On May 19, 2008, at 12:08 PM, Peter Duniho wrote:
[...]
However, _with_ reflection we can do much of the same kinds of things that Obj-C does, without knowing in advance the classes that might use the NSUndoManager class.

One advantage I see in Cocoa is that, because classes may respond to selectors that they didn't even declare, NSUndoManager can simply set a temporary variable, and then catch a selector to be saved away for later invocation. This makes the reflection aspect ("introspection" in Objective-C) more transparent.

Right. I'm glad you see that. Another place to look for the same type of thing is Distributed Objects in Obj-C. It's another piece of the frameworks that use the ability to catch invocations "in flight". In that case, in order to serialize the method and arguments, send the data across the network or between threads, unserialize on the other side, and invoke in that other machine/process/thread.

An approach in C# that is still reasonably close to the Obj-C version would be to instead pass a method name and an array of arguments (so, the syntax isn't identical, but comparable):

undoManager.prepareWithInvocationTarget(this, "setColor", object[] { mColor });

Then the method would look something like this (warning: email code, uncompiled, untested):

void prepareWithInvocationTarget(object target, string name, object[] args)
   {
       Type[] argTypes = new Type[args.Length];
       MethodInfo targetMethod;

       for (int iarg = 0; iarg < args.Length; iarg++)
       {
           argTypes[iarg] = args[iarg].GetType();
       }

       targetMethod = target.GetType().GetMethod(name, argTypes);

// save targetMethod and args in an appropriate data structure for
       // later retrieval and invocation
       // ...code omitted for brevity
   }

Thanks very much for the example. The same sort of facility (getting method from name) is available in Objective-C, of course, and Andreas Mayer replied on the list an interesting example of how he uses that in AppleScript handling.
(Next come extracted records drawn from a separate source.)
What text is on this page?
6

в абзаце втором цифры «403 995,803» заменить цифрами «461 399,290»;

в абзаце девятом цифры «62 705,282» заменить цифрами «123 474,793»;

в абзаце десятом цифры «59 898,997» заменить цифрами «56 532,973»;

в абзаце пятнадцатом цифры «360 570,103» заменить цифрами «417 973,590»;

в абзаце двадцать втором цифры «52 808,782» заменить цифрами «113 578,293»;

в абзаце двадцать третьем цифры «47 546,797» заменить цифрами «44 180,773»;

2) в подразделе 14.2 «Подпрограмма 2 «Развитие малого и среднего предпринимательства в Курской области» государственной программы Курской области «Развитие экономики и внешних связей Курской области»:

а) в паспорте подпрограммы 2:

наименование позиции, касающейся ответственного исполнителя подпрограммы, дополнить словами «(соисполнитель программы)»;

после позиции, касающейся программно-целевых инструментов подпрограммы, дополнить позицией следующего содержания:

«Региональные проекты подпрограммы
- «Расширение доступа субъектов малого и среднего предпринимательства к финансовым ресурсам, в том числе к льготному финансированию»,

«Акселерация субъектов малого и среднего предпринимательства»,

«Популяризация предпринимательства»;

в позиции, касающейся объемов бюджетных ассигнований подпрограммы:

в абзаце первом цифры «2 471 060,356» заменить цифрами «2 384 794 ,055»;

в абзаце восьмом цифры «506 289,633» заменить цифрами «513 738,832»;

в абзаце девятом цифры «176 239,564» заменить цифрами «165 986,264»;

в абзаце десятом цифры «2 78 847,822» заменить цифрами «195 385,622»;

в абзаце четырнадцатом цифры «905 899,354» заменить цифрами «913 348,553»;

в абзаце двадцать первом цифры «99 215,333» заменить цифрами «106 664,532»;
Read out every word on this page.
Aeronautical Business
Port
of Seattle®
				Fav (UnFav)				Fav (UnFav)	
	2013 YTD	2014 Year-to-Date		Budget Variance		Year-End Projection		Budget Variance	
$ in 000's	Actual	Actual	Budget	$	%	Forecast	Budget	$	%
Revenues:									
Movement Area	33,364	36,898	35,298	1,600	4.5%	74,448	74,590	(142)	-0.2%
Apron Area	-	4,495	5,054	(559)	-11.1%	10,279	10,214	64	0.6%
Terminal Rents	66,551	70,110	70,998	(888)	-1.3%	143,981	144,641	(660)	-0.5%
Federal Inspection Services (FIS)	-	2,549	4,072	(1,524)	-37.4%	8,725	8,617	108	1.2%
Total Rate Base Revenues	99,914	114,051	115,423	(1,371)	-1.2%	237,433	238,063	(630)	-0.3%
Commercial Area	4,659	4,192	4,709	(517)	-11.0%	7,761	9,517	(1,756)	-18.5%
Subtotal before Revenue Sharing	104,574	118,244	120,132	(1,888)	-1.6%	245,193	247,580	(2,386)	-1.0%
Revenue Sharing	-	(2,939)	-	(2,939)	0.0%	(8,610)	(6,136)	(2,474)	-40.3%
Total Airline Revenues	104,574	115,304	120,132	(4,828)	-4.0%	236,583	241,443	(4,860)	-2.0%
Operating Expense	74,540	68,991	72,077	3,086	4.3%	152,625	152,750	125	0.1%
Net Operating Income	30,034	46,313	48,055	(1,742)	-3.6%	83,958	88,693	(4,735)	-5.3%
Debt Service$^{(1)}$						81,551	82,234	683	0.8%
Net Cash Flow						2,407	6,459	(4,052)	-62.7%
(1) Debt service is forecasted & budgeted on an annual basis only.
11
What C# seems to be missing is the reverse facility (going from a compiled method call back out to name + arguments), which my sample NSUndoManager code demonstrated.

Interestingly, given your earlier remarks about the desirability of compile time checking, in Objective-C [[undoManager prepareWithInvocationTarget:self] setColor:mColor] is type checked. The compiler knows about the -setColor: method declaration it has seen and can check that mColor is an appropriate type. (Because Obj-C still lets you call any method on any object the result of bad typing here will be a warning rather than an error, but Obj-C programmers generally learn to pay attention to and fix all warnings.) Whereas I suspect that when you are using the reflection facilities in C# in the way you are above, that there is no type checking being performed. Is that correct?

That is one of the advantages of having the dynamism built into the language runtime rather than a reflection API built on top. Another advantage is that code can be written that doesn't need to know whether reflection is being used or not. In the Distributed Objects case, for instance, it is very common to pass around proxies as arguments to code that doesn't have any idea that the methods it is calling on those argument objects actually get forwarded somewhere else entirely.

In reality, I would (and have) more likely implement an undo manager that uses anonymous methods. Then all you're saving to your undo state is a delegate that does what you want (assumes the "property" semantic I posted):

   undoManager.AddUndo(delegate { color = mColor; });

This is more idiomatic in C# and wouldn't need all that messy reflection stuff. Executing the undo is a simple matter of invoking the delegate that was passed, a simple one-line operation that reads like a method call (note that the use of the name "delegate" is very different in C# than in Cocoa...C# "delegate" is more like a function pointer than an actual object to which some selector has been delegated).

Like I said earlier, I don't know C#, but this doesn't appear to me what the code would actually look like. The trouble is that the whole point is we want to be able to undo a previous -setColor: call. If mColor is a reference to the "this" object's current color, then at the time that the undo happens, the value of the reference "mColor" will be the _new_ color, not the old color that we want to restore. So that line of code will just set it to itself. What is needed is to store the mColor value as it is at the time the anonymous delegate is created, not at the time the delegate is executed. Is it possible for an anonymous method to have its own instance variables (in this case, to store the old color)? From looking at the docs it doesn't appear to. Nor does it seem possible to do so with named method delegates.

I don't understand the comments saying that you can't do something similar in Java. Java has the same kind of reflection features that C# has. The anonymous method approach wouldn't work, as Java doesn't have anything equivalent to C# delegates, but Java does have interfaces and using those with anonymous types in lieu of anonymous methods is a common Java idiom that works well.

Only with fixed signatures, though. If you wanted to undo (made up example): -setColor:inPattern:atPatternOffset:withAlpha:... then you better hope that your interface includes some similar signature. There are significant flexibility limitations to that approach.